Tout est simple maintenant. Les pensées deviennent des ordres et des actes. Il s'approche de Ney, lui saisit le bras.
- Voilà le but, dit-il.
Il montre les troupes russes et, au-delà, la ville de Friedland.
- Marchez sans y regarder autour de vous : pénétrez dans cette masse épaisse quoi qu'il pût vous en coûter ; entrez dans Friedland, prenez les ponts et ne vous inquiétez pas de ce qui pourra se passer à droite, à gauche ou sur vos arrières. L'armée et moi sommes là pour y veiller.
Ney s'élance.
Napoléon le suit des yeux.
- Cet homme est un lion, murmure-t-il.
À 17 h 30, alors que le soleil est encore haut en ce dimanche 14 juin 1807, Napoléon donne l'ordre de l'attaque. Vingt pièces de canon en place à Posthenen ouvrent le feu à son signal, et toute l'artillerie déclenche son tir. Au milieu des explosions, Napoléon entend les cris de « Vive l'Empereur ! En avant ! À Friedland ! ».

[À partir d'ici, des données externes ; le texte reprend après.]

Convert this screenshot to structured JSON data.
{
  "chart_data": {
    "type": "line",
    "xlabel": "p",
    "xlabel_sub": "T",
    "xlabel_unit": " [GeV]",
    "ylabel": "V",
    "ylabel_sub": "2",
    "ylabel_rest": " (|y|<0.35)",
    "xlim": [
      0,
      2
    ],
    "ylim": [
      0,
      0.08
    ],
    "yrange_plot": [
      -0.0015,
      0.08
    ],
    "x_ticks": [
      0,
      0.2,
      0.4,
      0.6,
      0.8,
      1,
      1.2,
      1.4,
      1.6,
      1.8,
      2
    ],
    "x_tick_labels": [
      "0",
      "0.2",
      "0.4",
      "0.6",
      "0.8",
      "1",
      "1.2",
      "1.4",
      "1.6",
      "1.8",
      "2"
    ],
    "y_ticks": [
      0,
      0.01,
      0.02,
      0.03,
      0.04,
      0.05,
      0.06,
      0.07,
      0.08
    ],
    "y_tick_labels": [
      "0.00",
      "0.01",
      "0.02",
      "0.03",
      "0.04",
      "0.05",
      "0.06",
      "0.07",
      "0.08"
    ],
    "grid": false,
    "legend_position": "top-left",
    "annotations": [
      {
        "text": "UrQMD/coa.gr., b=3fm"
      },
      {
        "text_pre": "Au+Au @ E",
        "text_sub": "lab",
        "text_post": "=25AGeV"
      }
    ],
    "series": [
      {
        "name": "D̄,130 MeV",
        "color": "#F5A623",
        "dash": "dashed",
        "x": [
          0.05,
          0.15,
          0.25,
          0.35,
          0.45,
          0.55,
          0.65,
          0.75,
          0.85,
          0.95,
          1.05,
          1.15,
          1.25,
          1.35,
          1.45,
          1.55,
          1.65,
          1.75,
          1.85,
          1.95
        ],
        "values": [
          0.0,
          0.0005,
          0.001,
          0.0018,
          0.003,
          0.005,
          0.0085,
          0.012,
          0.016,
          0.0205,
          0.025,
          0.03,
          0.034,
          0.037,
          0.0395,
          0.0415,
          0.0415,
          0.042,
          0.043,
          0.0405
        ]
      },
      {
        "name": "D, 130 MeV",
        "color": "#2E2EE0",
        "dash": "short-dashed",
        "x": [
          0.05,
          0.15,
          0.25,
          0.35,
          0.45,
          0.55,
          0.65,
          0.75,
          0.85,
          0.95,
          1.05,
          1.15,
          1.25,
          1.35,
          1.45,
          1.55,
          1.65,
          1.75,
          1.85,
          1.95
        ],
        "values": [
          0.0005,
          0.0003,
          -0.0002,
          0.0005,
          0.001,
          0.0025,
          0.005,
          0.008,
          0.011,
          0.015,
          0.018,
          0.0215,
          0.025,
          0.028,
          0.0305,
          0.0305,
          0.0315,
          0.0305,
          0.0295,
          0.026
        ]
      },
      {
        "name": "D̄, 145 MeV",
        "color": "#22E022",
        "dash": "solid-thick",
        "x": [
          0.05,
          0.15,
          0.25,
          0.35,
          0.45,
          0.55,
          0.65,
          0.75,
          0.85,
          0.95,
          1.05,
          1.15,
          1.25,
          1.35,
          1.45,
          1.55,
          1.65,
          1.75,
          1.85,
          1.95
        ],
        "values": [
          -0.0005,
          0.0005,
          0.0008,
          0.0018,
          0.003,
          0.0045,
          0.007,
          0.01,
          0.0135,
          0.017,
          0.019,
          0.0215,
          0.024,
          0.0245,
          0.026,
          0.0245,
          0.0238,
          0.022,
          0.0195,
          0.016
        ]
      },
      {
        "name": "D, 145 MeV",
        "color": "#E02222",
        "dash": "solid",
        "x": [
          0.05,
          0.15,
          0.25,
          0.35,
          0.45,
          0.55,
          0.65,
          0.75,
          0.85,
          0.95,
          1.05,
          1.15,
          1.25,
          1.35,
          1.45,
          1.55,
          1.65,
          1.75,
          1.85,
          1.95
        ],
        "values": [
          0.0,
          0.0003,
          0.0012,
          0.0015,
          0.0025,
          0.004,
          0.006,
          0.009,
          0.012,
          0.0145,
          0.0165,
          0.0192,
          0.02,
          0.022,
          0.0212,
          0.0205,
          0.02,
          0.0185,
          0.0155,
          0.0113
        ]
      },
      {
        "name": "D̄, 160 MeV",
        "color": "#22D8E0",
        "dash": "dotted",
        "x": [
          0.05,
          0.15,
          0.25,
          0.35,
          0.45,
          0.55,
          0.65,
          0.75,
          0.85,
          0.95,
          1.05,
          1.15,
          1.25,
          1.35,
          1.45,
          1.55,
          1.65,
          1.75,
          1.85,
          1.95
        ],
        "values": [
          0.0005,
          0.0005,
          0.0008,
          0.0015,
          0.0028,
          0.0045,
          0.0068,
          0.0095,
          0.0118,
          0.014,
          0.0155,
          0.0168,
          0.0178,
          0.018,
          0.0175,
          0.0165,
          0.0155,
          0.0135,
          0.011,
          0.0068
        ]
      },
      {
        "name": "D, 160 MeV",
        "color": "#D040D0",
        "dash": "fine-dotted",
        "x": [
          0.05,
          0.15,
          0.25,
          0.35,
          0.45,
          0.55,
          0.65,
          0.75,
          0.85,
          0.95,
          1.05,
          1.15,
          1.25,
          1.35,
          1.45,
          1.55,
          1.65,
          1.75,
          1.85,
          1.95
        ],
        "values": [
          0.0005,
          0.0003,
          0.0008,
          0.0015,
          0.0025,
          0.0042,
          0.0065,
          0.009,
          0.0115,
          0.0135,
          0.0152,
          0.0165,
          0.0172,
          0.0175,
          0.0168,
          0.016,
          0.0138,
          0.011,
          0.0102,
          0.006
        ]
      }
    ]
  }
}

Sa pensée est devenue cette bataille.
Il désigne au général Sénarmont les ponts qu'il faut détruire. Ainsi la nasse sera close. À la lunette, il voit les Russes qui se débandent, essaient de traverser la rivière, s'y noient.
Et quand les tirs cessent, vers 22 h 30, il n'aperçoit plus dans la nuit que les maisons de Friedland qui brûlent, éclairant les morts et les blessés, les débris des caissons de l'artillerie russe.

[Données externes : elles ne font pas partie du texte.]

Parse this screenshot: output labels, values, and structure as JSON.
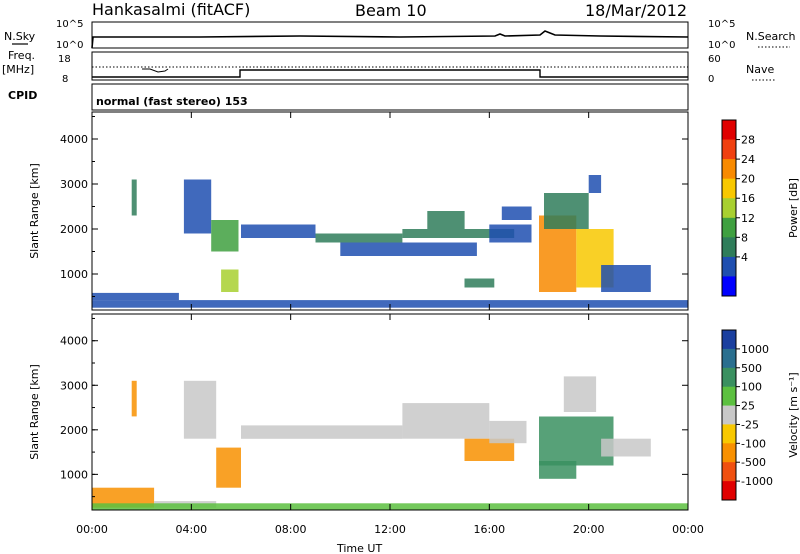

Les cris de douleur sont souvent couverts par les cris de « Vive l'Empereur ! » que lancent les soldats quand ils voient passer Napoléon.
C'est déjà l'aube du lundi 15 juin. Napoléon parcourt les lignes. Les soldats dorment et ainsi ils ressemblent à des morts.
Il interdit qu'on les réveille pour lui présenter les armes, et il continue d'avancer, parvenant ainsi jusqu'aux monceaux de cadavres russes déchiquetés par l'artillerie, entassés les uns sur les autres, leurs corps dessinant les rangs qu'ils avaient tenté de maintenir, les chevaux éventrés révélant les positions de l'artillerie.
Il remonte lentement, entouré de son escorte, la route qui longe en direction de Wehlau la rive gauche de la vallée de l'Aile. Des corps glissent lentement sur les eaux de la rivière.
Il pleut. Il s'arrête dans le village de Peterswalde, s'installe dans une grange, commence une lettre pour Joséphine.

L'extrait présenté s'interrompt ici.